State Healthcare Costs Continue to Beat Benchmark ...

The Health Policy Commission (HPC) released its annual cost trends report last week, reiterating what the state reported last September – that total healthcare expenditures in Massachusetts grew by 2.8% in 2016, well below both the 3.6% growth benchmark the commonwealth had set and the national 3.5% growth rate.  2016 marked the seventh consecutive year that the commonwealth’s total healthcare spending growth was below the U.S. rate.

The highest percentage of total expenditures in the state was for physicians and other professions (26.8%); that sector saw spending growth of 3.1%.  The next largest component is hospital inpatient (21.1%), which experienced cost growth of just 2.2% in 2016.

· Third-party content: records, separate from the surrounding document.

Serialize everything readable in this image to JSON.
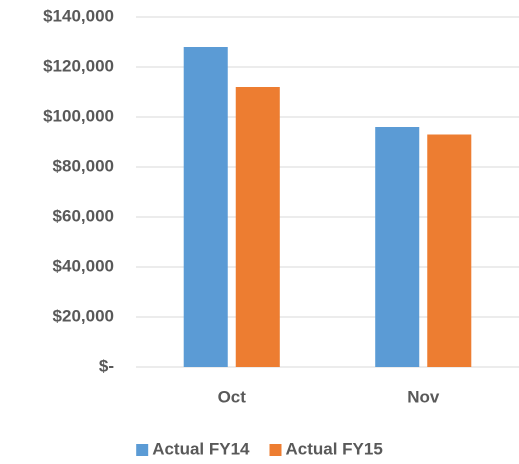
{
  "chart_data": {
    "type": "bar",
    "categories": [
      "Oct",
      "Nov"
    ],
    "series": [
      {
        "name": "Actual FY14",
        "color": "#5b9bd5",
        "values": [
          128000,
          96000
        ]
      },
      {
        "name": "Actual FY15",
        "color": "#ed7d31",
        "values": [
          112000,
          93000
        ]
      }
    ],
    "ylim": [
      0,
      140000
    ],
    "yticks": [
      {
        "value": 0,
        "label": "$-"
      },
      {
        "value": 20000,
        "label": "$20,000"
      },
      {
        "value": 40000,
        "label": "$40,000"
      },
      {
        "value": 60000,
        "label": "$60,000"
      },
      {
        "value": 80000,
        "label": "$80,000"
      },
      {
        "value": 100000,
        "label": "$100,000"
      },
      {
        "value": 120000,
        "label": "$120,000"
      },
      {
        "value": 140000,
        "label": "$140,000"
      }
    ],
    "grid": true,
    "legend": "bottom"
  }
}
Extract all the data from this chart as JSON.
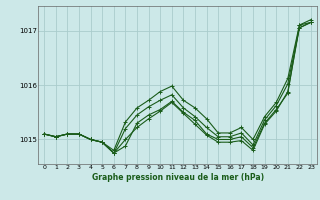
{
  "bg_color": "#cce8e8",
  "grid_color": "#aacccc",
  "line_color": "#1a5c1a",
  "xlabel": "Graphe pression niveau de la mer (hPa)",
  "xlim": [
    -0.5,
    23.5
  ],
  "ylim": [
    1014.55,
    1017.45
  ],
  "yticks": [
    1015,
    1016,
    1017
  ],
  "xticks": [
    0,
    1,
    2,
    3,
    4,
    5,
    6,
    7,
    8,
    9,
    10,
    11,
    12,
    13,
    14,
    15,
    16,
    17,
    18,
    19,
    20,
    21,
    22,
    23
  ],
  "series": [
    [
      1015.1,
      1015.05,
      1015.1,
      1015.1,
      1015.0,
      1014.95,
      1014.75,
      1014.88,
      1015.3,
      1015.45,
      1015.55,
      1015.7,
      1015.5,
      1015.35,
      1015.1,
      1015.0,
      1015.0,
      1015.05,
      1014.85,
      1015.3,
      1015.55,
      1015.85,
      1017.1,
      1017.15
    ],
    [
      1015.1,
      1015.05,
      1015.1,
      1015.1,
      1015.0,
      1014.95,
      1014.75,
      1015.2,
      1015.45,
      1015.6,
      1015.72,
      1015.82,
      1015.58,
      1015.42,
      1015.22,
      1015.05,
      1015.05,
      1015.12,
      1014.9,
      1015.36,
      1015.62,
      1016.02,
      1017.05,
      1017.15
    ],
    [
      1015.1,
      1015.05,
      1015.1,
      1015.1,
      1015.0,
      1014.95,
      1014.8,
      1015.32,
      1015.58,
      1015.72,
      1015.88,
      1015.98,
      1015.72,
      1015.58,
      1015.38,
      1015.12,
      1015.12,
      1015.22,
      1015.0,
      1015.42,
      1015.68,
      1016.12,
      1017.1,
      1017.2
    ],
    [
      1015.1,
      1015.05,
      1015.1,
      1015.1,
      1015.0,
      1014.95,
      1014.75,
      1015.0,
      1015.22,
      1015.38,
      1015.52,
      1015.68,
      1015.48,
      1015.28,
      1015.08,
      1014.95,
      1014.95,
      1014.98,
      1014.8,
      1015.28,
      1015.52,
      1015.88,
      1017.05,
      1017.15
    ]
  ]
}
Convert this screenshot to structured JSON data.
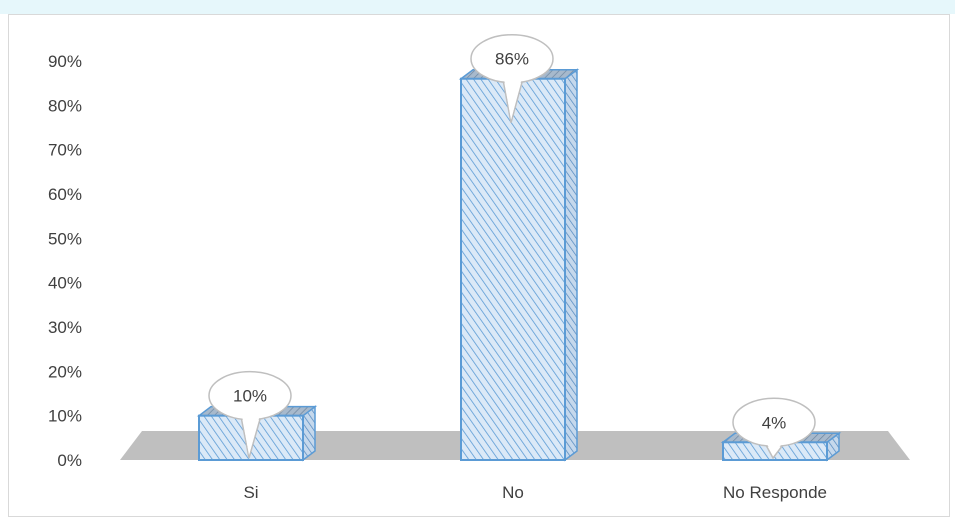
{
  "chart_data": {
    "type": "bar",
    "categories": [
      "Si",
      "No",
      "No Responde"
    ],
    "values": [
      10,
      86,
      4
    ],
    "data_labels": [
      "10%",
      "86%",
      "4%"
    ],
    "yticks": [
      "0%",
      "10%",
      "20%",
      "30%",
      "40%",
      "50%",
      "60%",
      "70%",
      "80%",
      "90%"
    ],
    "ylim": [
      0,
      90
    ],
    "title": "",
    "xlabel": "",
    "ylabel": "",
    "grid": false,
    "legend": "none",
    "style": "3d-column",
    "colors": {
      "bar_fill": "#dbe9f7",
      "bar_hatch": "#5b9bd5",
      "bar_edge": "#5b9bd5",
      "bar_top": "#8fa9c4",
      "floor": "#bfbfbf",
      "callout_edge": "#bfbfbf",
      "text": "#404040"
    }
  }
}
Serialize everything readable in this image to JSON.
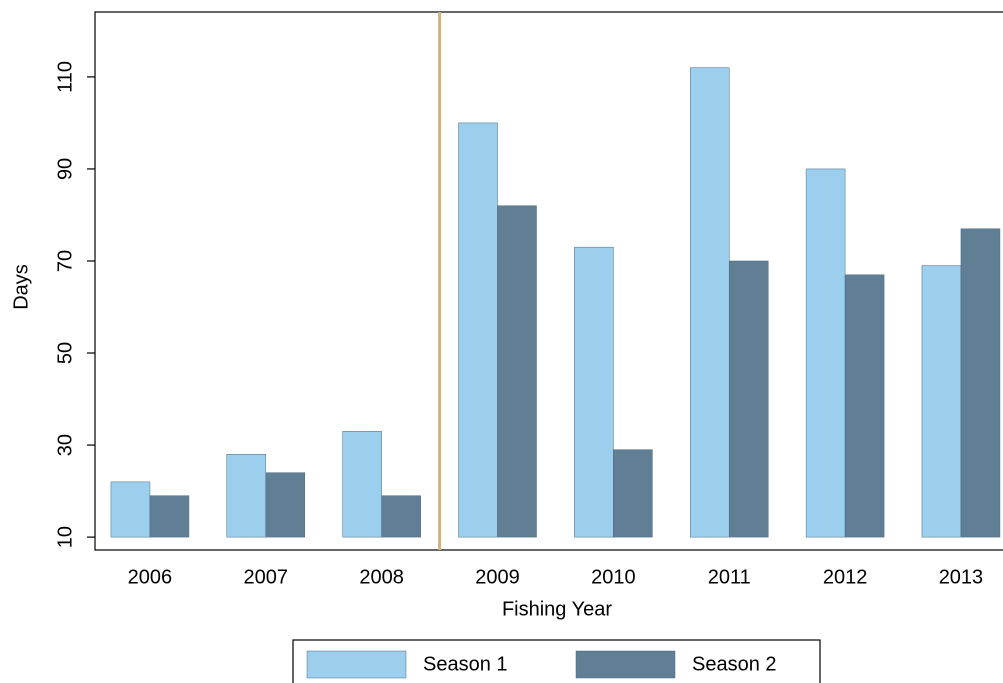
{
  "chart_data": {
    "type": "bar",
    "x_label": "Fishing Year",
    "y_label": "Days",
    "categories": [
      "2006",
      "2007",
      "2008",
      "2009",
      "2010",
      "2011",
      "2012",
      "2013"
    ],
    "series": [
      {
        "name": "Season 1",
        "color": "#9ccfee",
        "values": [
          22,
          28,
          33,
          100,
          73,
          112,
          90,
          69
        ]
      },
      {
        "name": "Season 2",
        "color": "#607f94",
        "values": [
          19,
          24,
          19,
          82,
          29,
          70,
          67,
          77
        ]
      }
    ],
    "base": 10,
    "ylim": [
      7.2,
      124.1
    ],
    "yticks": [
      10,
      30,
      50,
      70,
      90,
      110
    ],
    "grid": false
  }
}
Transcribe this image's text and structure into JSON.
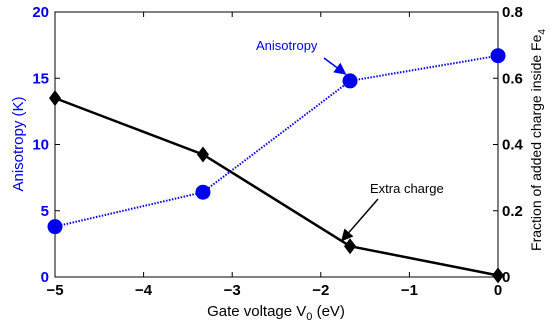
{
  "chart_data": {
    "type": "line",
    "xlabel": "Gate voltage V",
    "xlabel_sub": "0",
    "xlabel_unit": " (eV)",
    "ylabel_left": "Anisotropy (K)",
    "ylabel_right": "Fraction of added charge inside Fe",
    "ylabel_right_sub": "4",
    "xlim": [
      -5,
      0
    ],
    "ylim_left": [
      0,
      20
    ],
    "ylim_right": [
      0,
      0.8
    ],
    "x_ticks": [
      "−5",
      "−4",
      "−3",
      "−2",
      "−1",
      "0"
    ],
    "y_left_ticks": [
      "0",
      "5",
      "10",
      "15",
      "20"
    ],
    "y_right_ticks": [
      "0",
      "0.2",
      "0.4",
      "0.6",
      "0.8"
    ],
    "series": [
      {
        "axis": "left",
        "color": "#0000ee",
        "marker": "circle",
        "line": "dotted",
        "x": [
          -5,
          -3.33,
          -1.67,
          0
        ],
        "y": [
          3.8,
          6.4,
          14.8,
          16.7
        ]
      },
      {
        "axis": "right",
        "color": "#000000",
        "marker": "diamond",
        "line": "solid",
        "x": [
          -5,
          -3.33,
          -1.67,
          0
        ],
        "y": [
          0.54,
          0.37,
          0.093,
          0.005
        ]
      }
    ],
    "annotations": [
      {
        "text": "Anisotropy",
        "color": "#0000ee",
        "points_to": {
          "series": 0,
          "index": 2
        }
      },
      {
        "text": "Extra charge",
        "color": "#000000",
        "points_to": {
          "series": 1,
          "index": 2
        }
      }
    ]
  }
}
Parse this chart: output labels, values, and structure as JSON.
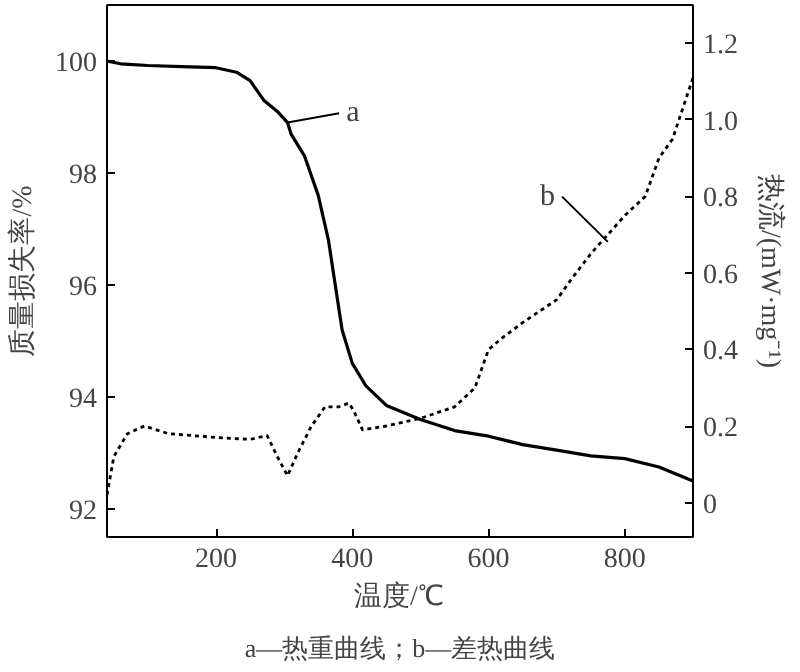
{
  "chart_data": {
    "type": "line",
    "xlabel": "温度/℃",
    "ylabel": "质量损失率/%",
    "y2label": "热流/(mW·mg⁻¹)",
    "xlim": [
      40,
      900
    ],
    "xticks": [
      200,
      400,
      600,
      800
    ],
    "ylim": [
      91.5,
      101
    ],
    "yticks": [
      92,
      94,
      96,
      98,
      100
    ],
    "y2lim": [
      -0.09,
      1.3
    ],
    "y2ticks": [
      0,
      0.2,
      0.4,
      0.6,
      0.8,
      {
        "value": 1.0,
        "label": "1.0"
      },
      1.2
    ],
    "grid": false,
    "series": [
      {
        "color": "#000000",
        "line_style": "solid",
        "x": [
          40,
          60,
          100,
          150,
          200,
          230,
          250,
          270,
          290,
          305,
          310,
          330,
          350,
          365,
          375,
          385,
          400,
          420,
          450,
          500,
          550,
          600,
          650,
          700,
          750,
          800,
          850,
          900
        ],
        "values": [
          100.0,
          99.95,
          99.92,
          99.9,
          99.88,
          99.8,
          99.65,
          99.3,
          99.1,
          98.9,
          98.7,
          98.3,
          97.6,
          96.8,
          96.0,
          95.2,
          94.6,
          94.2,
          93.85,
          93.6,
          93.4,
          93.3,
          93.15,
          93.05,
          92.95,
          92.9,
          92.75,
          92.5
        ]
      },
      {
        "color": "#000000",
        "line_style": "dotted",
        "axis": "y2",
        "x": [
          40,
          50,
          70,
          95,
          130,
          200,
          250,
          275,
          290,
          305,
          320,
          340,
          360,
          380,
          395,
          402,
          415,
          450,
          500,
          550,
          580,
          600,
          620,
          650,
          700,
          720,
          750,
          780,
          800,
          830,
          850,
          870,
          900
        ],
        "values": [
          0.02,
          0.12,
          0.18,
          0.2,
          0.18,
          0.17,
          0.165,
          0.175,
          0.12,
          0.07,
          0.13,
          0.2,
          0.25,
          0.25,
          0.26,
          0.24,
          0.19,
          0.2,
          0.22,
          0.25,
          0.3,
          0.4,
          0.43,
          0.47,
          0.53,
          0.58,
          0.65,
          0.71,
          0.75,
          0.8,
          0.9,
          0.95,
          1.11
        ]
      }
    ],
    "annotations": [
      {
        "text": "a",
        "x": 305,
        "y": 98.9
      },
      {
        "text": "b",
        "x": 775,
        "y": 96.77
      },
      "a—热重曲线；b—差热曲线"
    ]
  }
}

The sector of the healthcare system with the largest cost growth was once again pharmaceuticals; pharmacy cost growth was 6.1% in 2016. The other part of the system that exceeded the benchmark was hospital outpatient costs, which grew 5.5%.

In its analysis of hospital outpatient costs, the HPC noted, “Growth in hospital outpatient spending does not by itself indicate that spending is unwarranted; for example, shifting higher-cost inpatient care to outpatient care could represent an improvement in efficiency.”  HPC noted that many surgical procedures that are minimally invasive and that employ better anesthesia have shifted from inpatient to outpatient settings, driving down more expensive inpatient costs while increasing outpatient volume.